You have an interview! That’s great news! Whether you applied to a role, networked with a friend or a recruiter got in touch with you, you have a chance to get on board with a new company.
This is your time to shine! It is critical in these situations to know what you are getting into. Too many times, I have hopped on calls with candidates who looked great on paper and asked them, what do you know about our company? And the response of “not much” is like a solid punch to the gut.
When going into an interview, it's best to be over prepared than to underwhelm because of lack of knowledge. Do your research and be knowledgeable about the big picture when you are interviewing.
Where to start
There are plenty of ways to get up to speed about a company and who you are interviewing with. Use LinkedIn. Learn about the person you are talking to and the company you are interviewing with. Fully explore that company’s website and write down some questions that may not be answered by their site.
Glassdoor is another great reference. This can give you a lot of insight about what people think of a company. However, I always caution to take a measured approach when using this platform. People are more apt to leave negative comments here than they are to leave favorable ones.
Ping your network and find out what they know about the company, you may even find that someone you have a professional relationship with works there, and they can offer you valuable firsthand insights.
Why is it so important?
Doing research is important for a few reasons. The first is that it is going to give you important information as to what the company is all about. What do they do? How long have they been doing it? Do people like working there?
This can help you to formulate good questions during the interview process. Recruiters and managers want to see inquisitive people, and it shows you are interested. Secondly, it demonstrates that you care enough to take the time to look into things. It shows a diligence and seriousness surrounding your interest in a company. If you are willing to take the time to do work on the front end, it leaves a favorable impression about the kind of employee you will be once you are there.

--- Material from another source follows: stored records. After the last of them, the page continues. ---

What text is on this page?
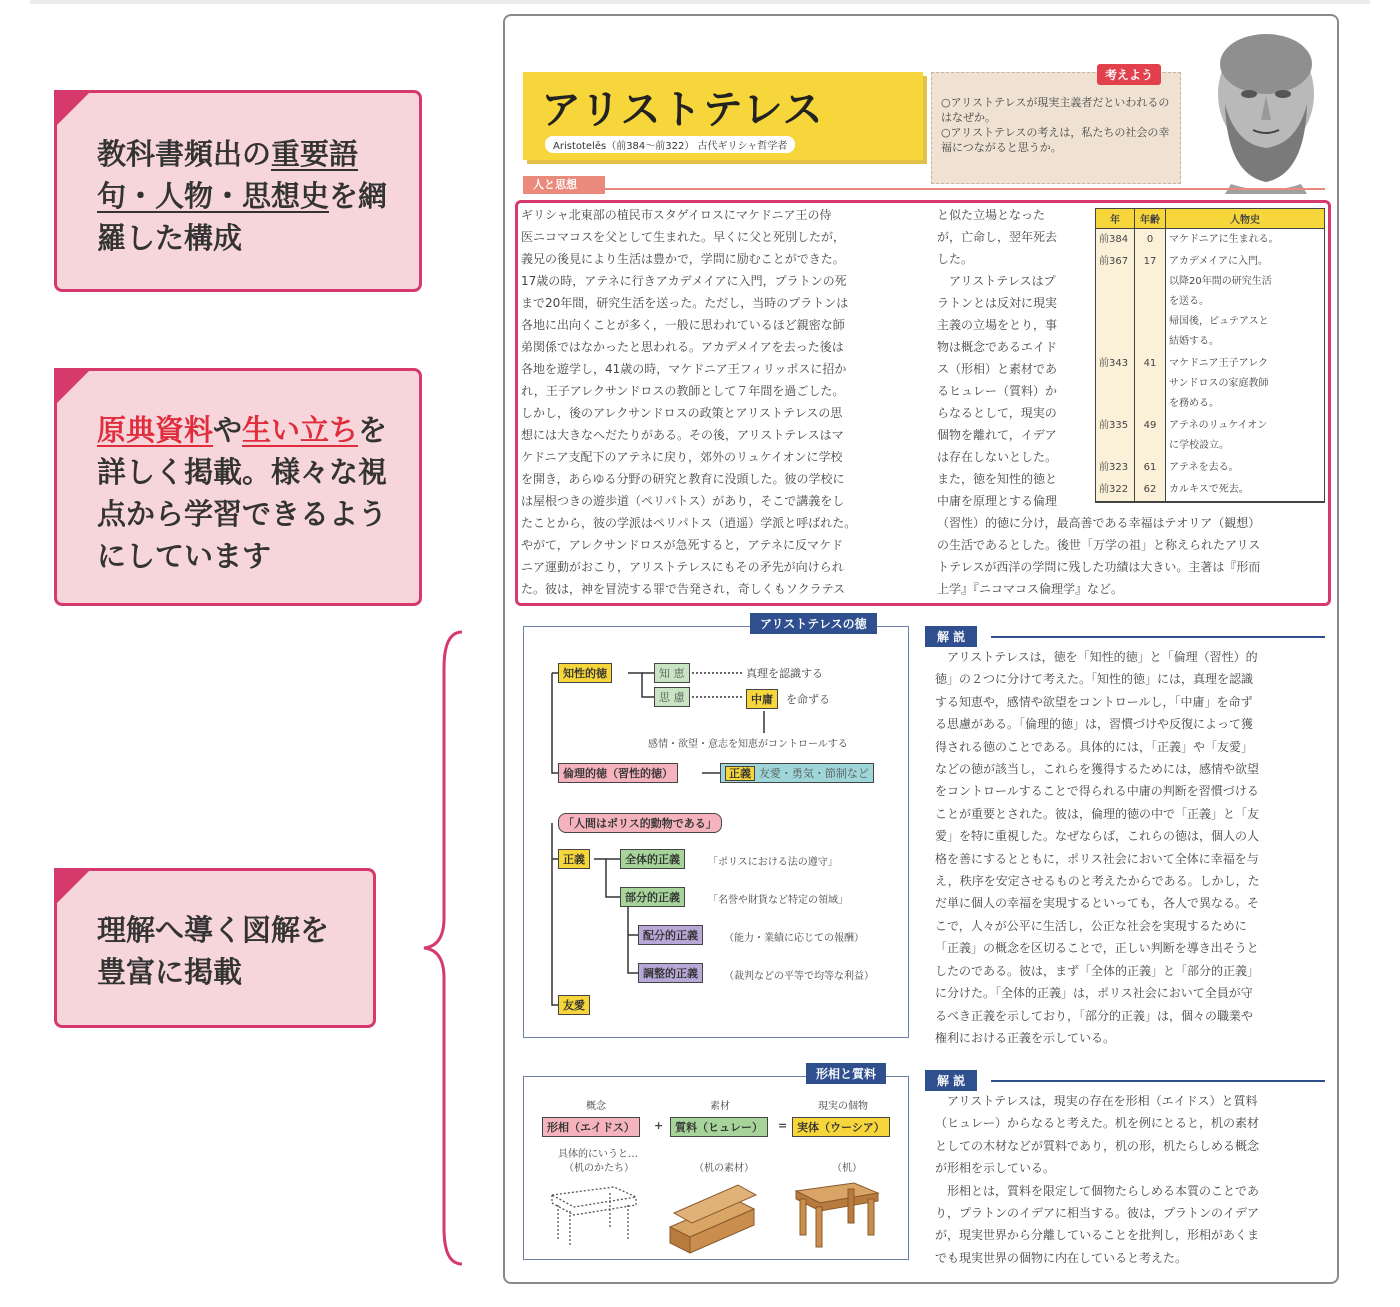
教科書頻出の重要語句・人物・思想史を網羅した構成
原典資料や生い立ちを詳しく掲載。様々な視点から学習できるようにしています
理解へ導く図解を豊富に掲載
アリストテレス
Aristotelēs（前384〜前322） 古代ギリシャ哲学者
考えよう
○アリストテレスが現実主義者だといわれるのはなぜか。
○アリストテレスの考えは，私たちの社会の幸福につながると思うか。
人と思想
ギリシャ北東部の植民市スタゲイロスにマケドニア王の侍
医ニコマコスを父として生まれた。早くに父と死別したが，
義兄の後見により生活は豊かで，学問に励むことができた。
17歳の時，アテネに行きアカデメイアに入門，プラトンの死
まで20年間，研究生活を送った。ただし，当時のプラトンは
各地に出向くことが多く，一般に思われているほど親密な師
弟関係ではなかったと思われる。アカデメイアを去った後は
各地を遊学し，41歳の時，マケドニア王フィリッポスに招か
れ，王子アレクサンドロスの教師として７年間を過ごした。
しかし，後のアレクサンドロスの政策とアリストテレスの思
想には大きなへだたりがある。その後，アリストテレスはマ
ケドニア支配下のアテネに戻り，郊外のリュケイオンに学校
を開き，あらゆる分野の研究と教育に没頭した。彼の学校に
は屋根つきの遊歩道（ペリパトス）があり，そこで講義をし
たことから，彼の学派はペリパトス（逍遥）学派と呼ばれた。
やがて，アレクサンドロスが急死すると，アテネに反マケド
ニア運動がおこり，アリストテレスにもその矛先が向けられ
た。彼は，神を冒涜する罪で告発され，奇しくもソクラテス
と似た立場となった
が，亡命し，翌年死去
した。
　アリストテレスはプ
ラトンとは反対に現実
主義の立場をとり，事
物は概念であるエイド
ス（形相）と素材であ
るヒュレー（質料）か
らなるとして，現実の
個物を離れて，イデア
は存在しないとした。
また，徳を知性的徳と
中庸を原理とする倫理
（習性）的徳に分け，最高善である幸福はテオリア（観想）
の生活であるとした。後世「万学の祖」と称えられたアリス
トテレスが西洋の学問に残した功績は大きい。主著は『形而
上学』『ニコマコス倫理学』など。
年	年齢	人物史
前384	0	マケドニアに生まれる。

前367	17	アカデメイアに入門。
以降20年間の研究生活
を送る。
帰国後，ピュテアスと
結婚する。

前343	41	マケドニア王子アレク
サンドロスの家庭教師
を務める。

前335	49	アテネのリュケイオン
に学校設立。

前323	61	アテネを去る。

前322	62	カルキスで死去。
アリストテレスの徳
知性的徳	知 恵
思 慮
真理を認識する
中庸	を命ずる
感情・欲望・意志を知恵がコントロールする
倫理的徳（習性的徳）	正義 友愛・勇気・節制など
「人間はポリス的動物である」
正義	全体的正義	「ポリスにおける法の遵守」
部分的正義	「名誉や財貨など特定の領域」
配分的正義	（能力・業績に応じての報酬）
調整的正義	（裁判などの平等で均等な利益）
友愛
解 説
　アリストテレスは，徳を「知性的徳」と「倫理（習性）的
徳」の２つに分けて考えた。「知性的徳」には，真理を認識
する知恵や，感情や欲望をコントロールし，「中庸」を命ず
る思慮がある。「倫理的徳」は，習慣づけや反復によって獲
得される徳のことである。具体的には，「正義」や「友愛」
などの徳が該当し，これらを獲得するためには，感情や欲望
をコントロールすることで得られる中庸の判断を習慣づける
ことが重要とされた。彼は，倫理的徳の中で「正義」と「友
愛」を特に重視した。なぜならば，これらの徳は，個人の人
格を善にするとともに，ポリス社会において全体に幸福を与
え，秩序を安定させるものと考えたからである。しかし，た
だ単に個人の幸福を実現するといっても，各人で異なる。そ
こで，人々が公平に生活し，公正な社会を実現するために
「正義」の概念を区切ることで，正しい判断を導き出そうと
したのである。彼は，まず「全体的正義」と「部分的正義」
に分けた。「全体的正義」は，ポリス社会において全員が守
るべき正義を示しており，「部分的正義」は，個々の職業や
権利における正義を示している。
形相と質料
概念	素材	現実の個物
形相（エイドス）	+	質料（ヒュレー）	= 実体（ウーシア）
具体的にいうと…
（机のかたち）	（机の素材）	（机）
解 説
　アリストテレスは，現実の存在を形相（エイドス）と質料
（ヒュレー）からなると考えた。机を例にとると，机の素材
としての木材などが質料であり，机の形，机たらしめる概念
が形相を示している。
　形相とは，質料を限定して個物たらしめる本質のことであ
り，プラトンのイデアに相当する。彼は，プラトンのイデア
が，現実世界から分離していることを批判し，形相があくま
でも現実世界の個物に内在していると考えた。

Along with general research, it makes sense to research the interview etiquette as well. This includes whether the interview is skills-based or personality-based, as well as what to wear. Not every interview mandates wearing a suit, and although it's probably better to be dressed up than dressed down, why chance it? Ask your recruiter or someone in the interview process what is appropriate. It's better not to leave things to chance.
Some of this may seem like common sense. However, it's shocking how many times I jump on a screen with candidates and get the answer of “I didn’t have time to look anything up,” or “I really don’t know much about your company,” and even the dreaded “I totally forgot you were calling, but I can put some time aside if you want to talk.” As professionals, there is simply no excuse for it.
Preparation is key
As the job market is filled with more and more people seeking work, those who are most prepared are going to be the ones with the best chance of success. This will give you a leg up on the competition and give you the confidence you need to shine throughout the interview process.
It will also aid in you in knowing if the company is the right fit for you. Candidates are interviewing companies, as much as companies are interviewing them. The match must go both ways. The more you know about the company you are interviewing with, the better the chance for a great fit and long-term success for both parties.